Report: Joker Will Not Be Based On Any Comic Continuity

Rumors Joker, which stars Joaquin Phoenix, really and completely is its own thing — and not based on any comic continuity — can be confirmed.

In his interview with Empire, director Todd Phillips stated he did not base the upcoming movie off anything from the source material because he wanted to tell an origin story of a man with his own circumstances. Phillips adds he knows his clean slate is bound to unnerve some people:

“We didn’t follow anything from the comic books, which people are gonna be mad about. We just wrote our own version of where a guy like Joker might come from. That’s what was interesting to me. We’re not even doing Joker but the story of becoming Joker. It’s about this man.”

This report backs up spoilers we addressed, claiming Joker is a faux lovechild of Thomas Wayne who thinks little Bruce is his half-brother. Learning that isn’t true, he goes on a killing spree and becomes an anti-hero for the “99%.” His actions plunge Gotham into the chaos that does in the Waynes, the city’s identifiable patriarchs.

The biggest clue the movie would be unlike anything previously related to Batman or our typical Mr. J was his new identity: Arthur Fleck, a play on Ben Affleck. The character played by Phoenix has never appeared anywhere before and is a unique creation for the film.

Phoenix also talks as if Joker will follow a new, if not totally unanticipated, path.

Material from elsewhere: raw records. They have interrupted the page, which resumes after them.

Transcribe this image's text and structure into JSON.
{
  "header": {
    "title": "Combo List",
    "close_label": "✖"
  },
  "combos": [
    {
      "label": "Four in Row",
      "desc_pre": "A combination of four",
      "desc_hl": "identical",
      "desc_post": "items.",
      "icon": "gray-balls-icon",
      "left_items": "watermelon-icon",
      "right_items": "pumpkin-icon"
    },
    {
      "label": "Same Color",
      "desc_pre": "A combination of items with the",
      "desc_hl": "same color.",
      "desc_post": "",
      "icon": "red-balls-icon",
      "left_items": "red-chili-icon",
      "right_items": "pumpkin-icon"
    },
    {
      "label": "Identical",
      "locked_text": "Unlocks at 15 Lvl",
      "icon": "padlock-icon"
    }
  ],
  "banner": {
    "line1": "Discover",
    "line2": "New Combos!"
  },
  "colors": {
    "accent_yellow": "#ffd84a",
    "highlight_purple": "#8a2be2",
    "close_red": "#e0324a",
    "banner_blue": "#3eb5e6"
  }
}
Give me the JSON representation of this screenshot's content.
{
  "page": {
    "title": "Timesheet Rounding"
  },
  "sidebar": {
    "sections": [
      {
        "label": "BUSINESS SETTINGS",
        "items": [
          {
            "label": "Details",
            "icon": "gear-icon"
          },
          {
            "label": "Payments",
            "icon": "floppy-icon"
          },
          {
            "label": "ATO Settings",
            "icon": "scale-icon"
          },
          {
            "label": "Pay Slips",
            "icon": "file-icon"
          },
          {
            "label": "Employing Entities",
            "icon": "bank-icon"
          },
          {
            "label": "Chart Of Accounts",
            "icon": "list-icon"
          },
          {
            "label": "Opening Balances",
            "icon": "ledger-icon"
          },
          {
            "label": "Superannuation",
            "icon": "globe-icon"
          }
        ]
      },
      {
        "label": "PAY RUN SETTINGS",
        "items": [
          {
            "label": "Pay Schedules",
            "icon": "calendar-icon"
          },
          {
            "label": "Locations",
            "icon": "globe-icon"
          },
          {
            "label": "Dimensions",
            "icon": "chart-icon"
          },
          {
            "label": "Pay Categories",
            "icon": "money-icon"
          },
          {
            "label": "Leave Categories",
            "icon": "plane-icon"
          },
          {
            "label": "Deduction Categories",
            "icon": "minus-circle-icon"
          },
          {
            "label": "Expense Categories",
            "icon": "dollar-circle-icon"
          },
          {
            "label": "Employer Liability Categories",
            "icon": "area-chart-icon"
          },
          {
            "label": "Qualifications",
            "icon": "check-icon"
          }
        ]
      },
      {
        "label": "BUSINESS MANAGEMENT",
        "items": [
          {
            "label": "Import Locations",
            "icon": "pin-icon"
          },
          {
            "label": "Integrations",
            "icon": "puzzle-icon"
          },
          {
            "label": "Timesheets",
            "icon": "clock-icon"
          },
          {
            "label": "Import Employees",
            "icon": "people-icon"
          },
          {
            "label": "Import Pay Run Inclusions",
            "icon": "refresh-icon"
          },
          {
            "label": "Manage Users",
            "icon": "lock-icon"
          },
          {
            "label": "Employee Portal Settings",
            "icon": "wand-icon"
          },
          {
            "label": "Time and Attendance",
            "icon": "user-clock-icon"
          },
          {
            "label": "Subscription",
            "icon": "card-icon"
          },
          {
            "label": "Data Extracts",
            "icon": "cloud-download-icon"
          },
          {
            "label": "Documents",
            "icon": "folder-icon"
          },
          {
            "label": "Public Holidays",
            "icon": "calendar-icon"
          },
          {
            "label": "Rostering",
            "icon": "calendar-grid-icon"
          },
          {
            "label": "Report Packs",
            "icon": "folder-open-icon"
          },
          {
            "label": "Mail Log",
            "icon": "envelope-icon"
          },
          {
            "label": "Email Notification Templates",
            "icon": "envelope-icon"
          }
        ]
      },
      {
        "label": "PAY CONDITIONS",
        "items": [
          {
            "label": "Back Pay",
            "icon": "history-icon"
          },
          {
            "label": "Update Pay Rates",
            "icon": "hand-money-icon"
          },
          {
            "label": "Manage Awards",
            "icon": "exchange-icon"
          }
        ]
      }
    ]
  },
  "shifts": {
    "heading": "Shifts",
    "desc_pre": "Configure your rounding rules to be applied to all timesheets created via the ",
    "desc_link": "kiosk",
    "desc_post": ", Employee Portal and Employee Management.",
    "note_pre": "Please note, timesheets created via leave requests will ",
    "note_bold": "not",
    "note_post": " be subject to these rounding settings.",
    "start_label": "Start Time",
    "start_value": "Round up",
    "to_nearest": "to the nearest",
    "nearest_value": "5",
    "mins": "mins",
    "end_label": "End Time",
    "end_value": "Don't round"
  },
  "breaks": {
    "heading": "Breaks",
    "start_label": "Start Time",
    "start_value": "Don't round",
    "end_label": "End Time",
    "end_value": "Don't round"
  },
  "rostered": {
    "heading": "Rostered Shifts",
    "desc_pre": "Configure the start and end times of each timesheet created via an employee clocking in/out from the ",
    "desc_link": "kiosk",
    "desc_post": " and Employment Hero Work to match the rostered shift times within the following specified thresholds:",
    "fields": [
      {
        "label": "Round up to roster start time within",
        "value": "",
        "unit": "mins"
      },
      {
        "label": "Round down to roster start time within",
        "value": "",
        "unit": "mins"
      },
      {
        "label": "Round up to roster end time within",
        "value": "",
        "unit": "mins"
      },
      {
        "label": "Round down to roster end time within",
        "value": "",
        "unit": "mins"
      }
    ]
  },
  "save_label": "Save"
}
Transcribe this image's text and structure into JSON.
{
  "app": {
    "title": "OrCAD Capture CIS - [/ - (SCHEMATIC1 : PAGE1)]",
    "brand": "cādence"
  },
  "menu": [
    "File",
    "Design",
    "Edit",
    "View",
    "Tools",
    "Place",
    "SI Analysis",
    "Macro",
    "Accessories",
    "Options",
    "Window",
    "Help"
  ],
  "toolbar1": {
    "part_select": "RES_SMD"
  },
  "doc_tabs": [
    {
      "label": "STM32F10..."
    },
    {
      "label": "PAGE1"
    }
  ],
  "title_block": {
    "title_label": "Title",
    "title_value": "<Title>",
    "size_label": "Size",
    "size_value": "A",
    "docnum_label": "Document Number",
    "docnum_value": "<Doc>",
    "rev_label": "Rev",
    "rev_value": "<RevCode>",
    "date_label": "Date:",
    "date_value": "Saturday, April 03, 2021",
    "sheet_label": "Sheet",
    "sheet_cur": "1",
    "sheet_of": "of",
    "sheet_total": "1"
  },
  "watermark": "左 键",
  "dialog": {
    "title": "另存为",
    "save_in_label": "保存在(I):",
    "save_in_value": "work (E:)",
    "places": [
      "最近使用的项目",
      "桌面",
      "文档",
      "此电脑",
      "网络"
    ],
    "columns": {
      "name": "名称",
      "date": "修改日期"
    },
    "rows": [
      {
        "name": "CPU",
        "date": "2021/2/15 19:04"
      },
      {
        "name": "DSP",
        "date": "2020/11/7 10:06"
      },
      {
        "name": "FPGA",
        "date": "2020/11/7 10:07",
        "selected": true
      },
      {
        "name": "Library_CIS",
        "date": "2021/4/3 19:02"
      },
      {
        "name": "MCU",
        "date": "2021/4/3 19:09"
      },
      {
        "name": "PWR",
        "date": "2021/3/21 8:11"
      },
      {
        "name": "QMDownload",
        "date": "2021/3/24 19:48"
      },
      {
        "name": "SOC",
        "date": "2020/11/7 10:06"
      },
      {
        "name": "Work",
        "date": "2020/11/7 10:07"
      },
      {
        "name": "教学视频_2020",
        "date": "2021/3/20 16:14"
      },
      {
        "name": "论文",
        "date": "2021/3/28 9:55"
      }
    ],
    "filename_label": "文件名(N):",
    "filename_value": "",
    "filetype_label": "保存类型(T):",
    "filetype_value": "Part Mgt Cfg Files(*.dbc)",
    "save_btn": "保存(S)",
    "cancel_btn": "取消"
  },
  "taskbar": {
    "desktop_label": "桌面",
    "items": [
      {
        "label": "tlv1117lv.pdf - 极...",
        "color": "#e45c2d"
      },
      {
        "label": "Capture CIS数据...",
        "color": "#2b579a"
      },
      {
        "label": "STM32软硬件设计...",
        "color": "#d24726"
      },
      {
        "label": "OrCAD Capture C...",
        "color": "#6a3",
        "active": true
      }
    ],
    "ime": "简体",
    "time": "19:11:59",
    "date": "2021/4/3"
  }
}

He told Collider the film exists in its own world and that it kind of scares him:

“It feels unique, it is its own world in some ways, and maybe, mostly, it scares the f— s— out of me, or something.”

The actor added a project might as well be something that scares him most. He also talked about what it is like stepping into a role everybody has a personal concept of, including the filmmakers:

“They have their expectation, and they’ve imagined things in their head, and they’ve imagined different actors, and suddenly you take it on and so there’s this moment of anxiety of ‘Did I live up to their expectations?’ And at some point you have to just own it and say like ‘I can’t consider who they might have thought up before or what the movie was for the 6 months ago, this is what it is now and I have to find my way into it.’”

Phillips said he likes the energy Phoenix brought to the role in the raw, real locations they filmed. He also claimed Warner Bros.’ new creative direction for DC’s cinematic universe, focusing on smaller budgets and standalone narratives, was his idea. Additionally, Phillips said he pitched a “DC Black” label for the studio’s standalone comic book movies.

Full plot details are still, technically, under wraps, but our coverage gives a pretty good idea of what to expect. Called “a series of gut punches,” Joker hits theaters in October.